ALICE MUNRO
"Spaceships Have Landed"
When they parked, and sometimes even while they drove, Billy put an arm around Rhea’s shoulders and squeezed her. A promise. There were promises also during their dances. He was not too proud to nuzzle her cheek then or drop a row of kisses on her hair. The kisses he gave her in the car were quicker, and the speed, the rhythm of them, the little smacks they might be served up with, informed her that they were jokes, or partly jokes. He tapped his fingers on her, on her knees and just at the top of her breasts, murmuring appreciatively and then scolding himself, or scolding Rhea, saying that he had to keep the lid on her.
“You’re quite the baddy,” he said. He pressed his lips tightly against hers as if it was his job to keep both their mouths shut.
“How you entice me,” he said, in a voice not his own, the voice of some sleek and languishing movie actor, and slipped his hand between her legs, touched the skin above her stocking—then jumped and laughed, as if she was too hot there, or too cold.

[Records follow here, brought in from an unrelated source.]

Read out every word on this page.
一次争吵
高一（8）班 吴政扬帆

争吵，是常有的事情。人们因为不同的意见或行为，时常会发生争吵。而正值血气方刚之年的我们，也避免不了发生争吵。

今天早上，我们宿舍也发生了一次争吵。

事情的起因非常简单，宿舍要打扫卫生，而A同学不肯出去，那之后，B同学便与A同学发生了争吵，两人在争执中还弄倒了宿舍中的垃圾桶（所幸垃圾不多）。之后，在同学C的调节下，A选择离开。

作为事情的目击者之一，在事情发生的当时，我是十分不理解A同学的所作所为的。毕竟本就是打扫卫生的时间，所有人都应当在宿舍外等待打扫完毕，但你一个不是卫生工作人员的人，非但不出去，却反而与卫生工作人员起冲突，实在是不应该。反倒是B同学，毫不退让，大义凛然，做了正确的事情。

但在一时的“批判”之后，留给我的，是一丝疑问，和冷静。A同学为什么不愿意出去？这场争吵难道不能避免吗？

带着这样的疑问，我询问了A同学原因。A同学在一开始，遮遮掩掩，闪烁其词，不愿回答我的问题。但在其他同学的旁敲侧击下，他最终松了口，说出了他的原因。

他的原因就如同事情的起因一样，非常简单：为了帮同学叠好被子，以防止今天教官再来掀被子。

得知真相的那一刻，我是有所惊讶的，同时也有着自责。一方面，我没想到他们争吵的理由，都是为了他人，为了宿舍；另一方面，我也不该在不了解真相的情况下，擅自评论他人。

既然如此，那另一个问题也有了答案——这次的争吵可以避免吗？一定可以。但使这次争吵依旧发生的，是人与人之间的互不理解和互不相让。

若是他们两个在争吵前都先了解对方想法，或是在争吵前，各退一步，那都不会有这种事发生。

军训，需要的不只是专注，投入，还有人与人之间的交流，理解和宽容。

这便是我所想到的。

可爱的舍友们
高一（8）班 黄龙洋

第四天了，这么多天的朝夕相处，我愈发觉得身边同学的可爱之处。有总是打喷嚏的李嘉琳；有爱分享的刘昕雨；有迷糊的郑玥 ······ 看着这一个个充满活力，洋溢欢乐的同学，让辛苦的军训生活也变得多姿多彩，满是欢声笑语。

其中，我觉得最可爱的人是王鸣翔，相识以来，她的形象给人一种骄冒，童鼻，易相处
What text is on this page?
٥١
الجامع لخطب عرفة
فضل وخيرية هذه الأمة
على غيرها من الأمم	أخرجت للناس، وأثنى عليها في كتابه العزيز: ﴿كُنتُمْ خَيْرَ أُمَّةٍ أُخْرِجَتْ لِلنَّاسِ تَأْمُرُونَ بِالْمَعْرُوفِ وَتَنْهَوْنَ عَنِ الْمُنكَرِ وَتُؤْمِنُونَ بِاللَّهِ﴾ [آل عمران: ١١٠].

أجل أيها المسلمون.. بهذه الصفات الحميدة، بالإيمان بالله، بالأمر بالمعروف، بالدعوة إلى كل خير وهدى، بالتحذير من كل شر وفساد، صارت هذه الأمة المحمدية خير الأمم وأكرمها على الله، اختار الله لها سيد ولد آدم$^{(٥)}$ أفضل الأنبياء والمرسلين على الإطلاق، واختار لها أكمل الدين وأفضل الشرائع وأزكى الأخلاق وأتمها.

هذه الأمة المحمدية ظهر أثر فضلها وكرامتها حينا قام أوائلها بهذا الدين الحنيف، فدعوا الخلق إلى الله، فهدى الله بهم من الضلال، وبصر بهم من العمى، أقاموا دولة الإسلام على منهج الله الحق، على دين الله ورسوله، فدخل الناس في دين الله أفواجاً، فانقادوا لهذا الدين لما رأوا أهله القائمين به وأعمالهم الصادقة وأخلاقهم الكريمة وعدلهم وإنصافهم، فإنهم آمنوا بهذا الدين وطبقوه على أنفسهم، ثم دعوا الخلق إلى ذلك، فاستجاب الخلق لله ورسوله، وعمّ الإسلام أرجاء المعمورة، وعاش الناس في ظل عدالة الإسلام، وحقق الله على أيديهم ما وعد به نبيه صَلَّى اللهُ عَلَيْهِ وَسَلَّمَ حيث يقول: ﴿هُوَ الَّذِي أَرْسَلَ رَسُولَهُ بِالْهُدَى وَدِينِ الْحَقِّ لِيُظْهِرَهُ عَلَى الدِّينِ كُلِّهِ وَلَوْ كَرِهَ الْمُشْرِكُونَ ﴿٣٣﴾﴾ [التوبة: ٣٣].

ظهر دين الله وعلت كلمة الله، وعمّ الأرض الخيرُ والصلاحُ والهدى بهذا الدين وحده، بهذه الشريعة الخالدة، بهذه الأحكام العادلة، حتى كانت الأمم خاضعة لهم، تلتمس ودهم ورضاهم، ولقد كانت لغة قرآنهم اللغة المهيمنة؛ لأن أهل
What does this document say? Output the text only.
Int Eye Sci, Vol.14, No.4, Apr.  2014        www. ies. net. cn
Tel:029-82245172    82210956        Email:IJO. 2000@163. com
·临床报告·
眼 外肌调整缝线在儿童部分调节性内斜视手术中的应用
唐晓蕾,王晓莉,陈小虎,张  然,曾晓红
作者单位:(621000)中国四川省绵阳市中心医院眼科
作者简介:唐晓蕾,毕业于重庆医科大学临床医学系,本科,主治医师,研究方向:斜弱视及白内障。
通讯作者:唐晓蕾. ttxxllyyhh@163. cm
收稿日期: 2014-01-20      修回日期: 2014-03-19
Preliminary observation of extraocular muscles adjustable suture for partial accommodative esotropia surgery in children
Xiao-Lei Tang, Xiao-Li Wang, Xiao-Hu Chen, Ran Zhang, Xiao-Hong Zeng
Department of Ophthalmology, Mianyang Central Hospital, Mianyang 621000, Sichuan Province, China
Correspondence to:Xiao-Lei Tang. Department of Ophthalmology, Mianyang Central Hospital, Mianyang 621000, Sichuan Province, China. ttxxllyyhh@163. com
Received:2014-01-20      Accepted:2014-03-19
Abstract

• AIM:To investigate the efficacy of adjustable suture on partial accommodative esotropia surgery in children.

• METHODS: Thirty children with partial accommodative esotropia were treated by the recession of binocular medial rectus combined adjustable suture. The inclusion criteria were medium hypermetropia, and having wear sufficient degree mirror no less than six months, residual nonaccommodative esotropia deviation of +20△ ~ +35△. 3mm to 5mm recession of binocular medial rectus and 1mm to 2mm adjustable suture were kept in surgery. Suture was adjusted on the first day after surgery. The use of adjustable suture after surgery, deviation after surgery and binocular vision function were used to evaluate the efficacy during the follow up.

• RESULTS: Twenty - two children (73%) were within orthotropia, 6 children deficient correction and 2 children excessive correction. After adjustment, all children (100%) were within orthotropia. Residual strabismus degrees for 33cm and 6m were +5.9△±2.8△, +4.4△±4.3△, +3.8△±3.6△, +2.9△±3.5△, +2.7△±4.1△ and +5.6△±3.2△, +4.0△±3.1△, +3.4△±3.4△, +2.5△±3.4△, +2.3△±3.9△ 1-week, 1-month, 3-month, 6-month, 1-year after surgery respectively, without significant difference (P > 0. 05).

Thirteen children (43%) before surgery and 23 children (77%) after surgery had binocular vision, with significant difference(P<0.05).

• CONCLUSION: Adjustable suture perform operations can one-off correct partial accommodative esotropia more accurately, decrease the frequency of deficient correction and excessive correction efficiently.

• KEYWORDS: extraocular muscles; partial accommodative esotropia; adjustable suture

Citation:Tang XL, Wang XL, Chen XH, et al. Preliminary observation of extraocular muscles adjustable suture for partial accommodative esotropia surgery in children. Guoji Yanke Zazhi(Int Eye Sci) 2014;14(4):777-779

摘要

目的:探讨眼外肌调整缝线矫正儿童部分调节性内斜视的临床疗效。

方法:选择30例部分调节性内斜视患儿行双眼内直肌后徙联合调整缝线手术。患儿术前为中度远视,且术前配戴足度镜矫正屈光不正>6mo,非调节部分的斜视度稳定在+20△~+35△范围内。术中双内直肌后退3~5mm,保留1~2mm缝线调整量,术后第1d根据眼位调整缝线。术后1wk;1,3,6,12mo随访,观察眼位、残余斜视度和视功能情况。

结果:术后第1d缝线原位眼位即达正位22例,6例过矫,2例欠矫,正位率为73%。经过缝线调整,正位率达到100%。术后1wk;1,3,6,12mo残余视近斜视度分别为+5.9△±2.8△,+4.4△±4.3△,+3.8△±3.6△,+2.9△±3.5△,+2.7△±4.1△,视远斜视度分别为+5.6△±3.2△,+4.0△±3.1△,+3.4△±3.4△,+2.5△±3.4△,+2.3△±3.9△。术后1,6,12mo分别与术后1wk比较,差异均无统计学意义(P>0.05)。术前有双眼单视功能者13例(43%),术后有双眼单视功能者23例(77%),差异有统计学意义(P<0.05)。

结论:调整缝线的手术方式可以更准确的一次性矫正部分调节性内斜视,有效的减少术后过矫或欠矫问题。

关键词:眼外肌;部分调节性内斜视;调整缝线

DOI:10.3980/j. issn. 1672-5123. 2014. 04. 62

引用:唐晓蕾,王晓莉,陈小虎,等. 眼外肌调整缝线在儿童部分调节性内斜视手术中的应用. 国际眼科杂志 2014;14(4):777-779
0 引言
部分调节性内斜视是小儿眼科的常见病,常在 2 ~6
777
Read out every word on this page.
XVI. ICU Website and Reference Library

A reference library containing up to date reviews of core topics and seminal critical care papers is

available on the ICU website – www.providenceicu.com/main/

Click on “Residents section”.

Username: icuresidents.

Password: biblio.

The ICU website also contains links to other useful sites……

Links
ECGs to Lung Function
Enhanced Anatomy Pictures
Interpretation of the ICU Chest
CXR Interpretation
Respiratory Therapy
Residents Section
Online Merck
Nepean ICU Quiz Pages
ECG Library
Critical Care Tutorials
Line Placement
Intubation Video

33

“Wonder how old Wayne is getting on?” he said.
The rule was that after a time either he or Wayne would sound a blast on the car horn, and then the other one had to answer. This game—Rhea did not understand that it was a contest, or at any rate what kind of a contest it was—came eventually to take up more and more of his attention. “What do you think?” he would say, peering into the night at the dark shape of Wayne’s car. “What do you think, should I give the boy the horn?”